Like Mum, we went to Iceland – although for us it was an 8-day journey along the south coast of unspeakably wonderful geography, rather than a quick dash through 12 aisles of frozen food.

Our guide, Helga, was enthusiastic and well-informed, our fellow travellers friendly and fun, the weather unusually warm and clear.

And yet all the time we were there, a question kept nagging away in the back of my head: How does this place work?

It has a population of 300K, two-thirds of whom live in Reykjavik. There are four institutions of further education. Like their Northern European colleagues, their quality of life seemed, well, high quality.

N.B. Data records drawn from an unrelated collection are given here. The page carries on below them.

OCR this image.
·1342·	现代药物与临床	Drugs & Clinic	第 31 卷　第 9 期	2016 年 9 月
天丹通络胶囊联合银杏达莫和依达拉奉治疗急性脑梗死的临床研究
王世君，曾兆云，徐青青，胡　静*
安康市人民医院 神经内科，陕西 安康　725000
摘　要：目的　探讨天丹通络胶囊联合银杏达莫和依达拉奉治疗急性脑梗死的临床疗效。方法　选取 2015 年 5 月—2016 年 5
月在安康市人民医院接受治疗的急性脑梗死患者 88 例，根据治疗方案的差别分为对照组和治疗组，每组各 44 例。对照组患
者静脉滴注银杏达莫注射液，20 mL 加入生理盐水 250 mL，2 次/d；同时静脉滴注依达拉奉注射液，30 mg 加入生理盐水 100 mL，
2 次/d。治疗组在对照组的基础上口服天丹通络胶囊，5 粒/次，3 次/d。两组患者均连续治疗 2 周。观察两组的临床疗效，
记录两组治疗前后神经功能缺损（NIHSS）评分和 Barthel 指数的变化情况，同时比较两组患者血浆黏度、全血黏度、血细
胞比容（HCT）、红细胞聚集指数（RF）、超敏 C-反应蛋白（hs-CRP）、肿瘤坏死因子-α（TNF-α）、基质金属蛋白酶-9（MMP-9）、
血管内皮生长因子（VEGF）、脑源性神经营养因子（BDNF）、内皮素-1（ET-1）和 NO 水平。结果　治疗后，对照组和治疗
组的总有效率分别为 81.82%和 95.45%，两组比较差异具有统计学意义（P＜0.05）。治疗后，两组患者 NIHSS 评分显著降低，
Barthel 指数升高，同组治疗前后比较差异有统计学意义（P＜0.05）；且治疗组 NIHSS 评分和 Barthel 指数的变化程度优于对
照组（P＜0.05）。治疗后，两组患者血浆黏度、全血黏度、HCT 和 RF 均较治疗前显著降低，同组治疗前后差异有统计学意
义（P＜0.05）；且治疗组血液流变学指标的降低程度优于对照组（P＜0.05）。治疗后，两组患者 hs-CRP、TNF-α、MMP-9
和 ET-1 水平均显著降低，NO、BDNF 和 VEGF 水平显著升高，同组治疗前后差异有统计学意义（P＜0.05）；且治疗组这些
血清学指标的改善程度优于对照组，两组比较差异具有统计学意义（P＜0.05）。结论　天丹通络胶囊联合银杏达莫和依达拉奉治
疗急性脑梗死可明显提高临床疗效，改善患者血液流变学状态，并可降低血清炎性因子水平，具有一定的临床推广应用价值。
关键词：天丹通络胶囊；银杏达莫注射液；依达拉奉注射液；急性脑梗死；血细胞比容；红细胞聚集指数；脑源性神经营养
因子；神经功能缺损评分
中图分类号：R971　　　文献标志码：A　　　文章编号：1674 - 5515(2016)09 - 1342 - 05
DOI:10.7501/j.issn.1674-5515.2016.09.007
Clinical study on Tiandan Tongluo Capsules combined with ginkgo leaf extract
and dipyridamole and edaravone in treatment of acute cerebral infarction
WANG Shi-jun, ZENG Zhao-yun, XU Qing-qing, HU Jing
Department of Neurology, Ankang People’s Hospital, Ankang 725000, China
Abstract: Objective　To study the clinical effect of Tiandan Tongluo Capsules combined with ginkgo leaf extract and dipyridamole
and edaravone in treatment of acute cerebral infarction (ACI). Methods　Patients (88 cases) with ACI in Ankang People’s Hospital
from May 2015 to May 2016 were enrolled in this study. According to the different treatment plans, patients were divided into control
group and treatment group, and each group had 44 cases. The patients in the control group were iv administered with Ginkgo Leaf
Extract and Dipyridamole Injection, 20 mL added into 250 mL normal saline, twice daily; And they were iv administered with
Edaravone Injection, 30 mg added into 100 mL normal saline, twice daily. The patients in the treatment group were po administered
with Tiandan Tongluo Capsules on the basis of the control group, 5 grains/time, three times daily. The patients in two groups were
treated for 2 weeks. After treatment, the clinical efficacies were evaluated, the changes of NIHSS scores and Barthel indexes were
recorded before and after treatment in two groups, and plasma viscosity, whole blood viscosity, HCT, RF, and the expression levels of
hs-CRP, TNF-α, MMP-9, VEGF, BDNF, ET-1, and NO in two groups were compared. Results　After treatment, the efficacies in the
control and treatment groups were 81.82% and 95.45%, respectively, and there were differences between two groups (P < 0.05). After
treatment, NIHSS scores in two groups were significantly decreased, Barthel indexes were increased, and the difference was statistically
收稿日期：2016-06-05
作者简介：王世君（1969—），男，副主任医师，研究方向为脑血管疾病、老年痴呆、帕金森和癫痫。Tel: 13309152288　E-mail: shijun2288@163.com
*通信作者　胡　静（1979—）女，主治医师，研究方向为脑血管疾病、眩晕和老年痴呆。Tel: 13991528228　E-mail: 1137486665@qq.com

It couldn’t all be based on fish?

At the time, the best I could come up with was a two-part answer:

1) everyone has at least two jobs. They’re an industrious lot, the Icelanders. As an example, Helga was also a schoolteacher and she knitted hats and gloves, sold through craft shops.

2) cheap energy. Iceland straddles two tectonic plates, the American and the Eurasian. As they shift, so the country splits in the middle by a couple of centimeters each year, with the gap being filled with magma, Earth’s Polyfilla. Being so close to such an energy source also generates masses of hot water that’s easy to tap.

Water is to Iceland what oil is to the Gulf. Case in point: metal giant Alcan ships raw aluminium from Australia to Iceland for processing. That’s cheaper than doing it locally.

So with these two strands, I wove a not-entirely satisfactory answer to my question, put it away in the mental filing cabinet under “Life’s Imponderables” and moved on.

And today – like an amateur sleuth in a cheap murder mystery – I got the final clue that unlocked the puzzle.

Debt.

No one knows how much (if they do, they’re not telling), but enough to send the value of the krona down by 25% in a day and for shares in its banks to be suspended. Enough for Prime Minister Haarde to address the nation last night, warning that the country could be drawn into bankruptcy unless drastic measures are taken.

There’ll be plenty written about this by people better informed than me. But even I can see lessons in this:

* However good something looks, reserve judgement until you’ve checked under the covers;

* Follow your instincts – if it doesn’t feel right, it probably isn’t right;

* “Let not vaulting ambition o’erleap itself.” OK – that was Shakespeare, not me. But he usually makes the point better than most of us.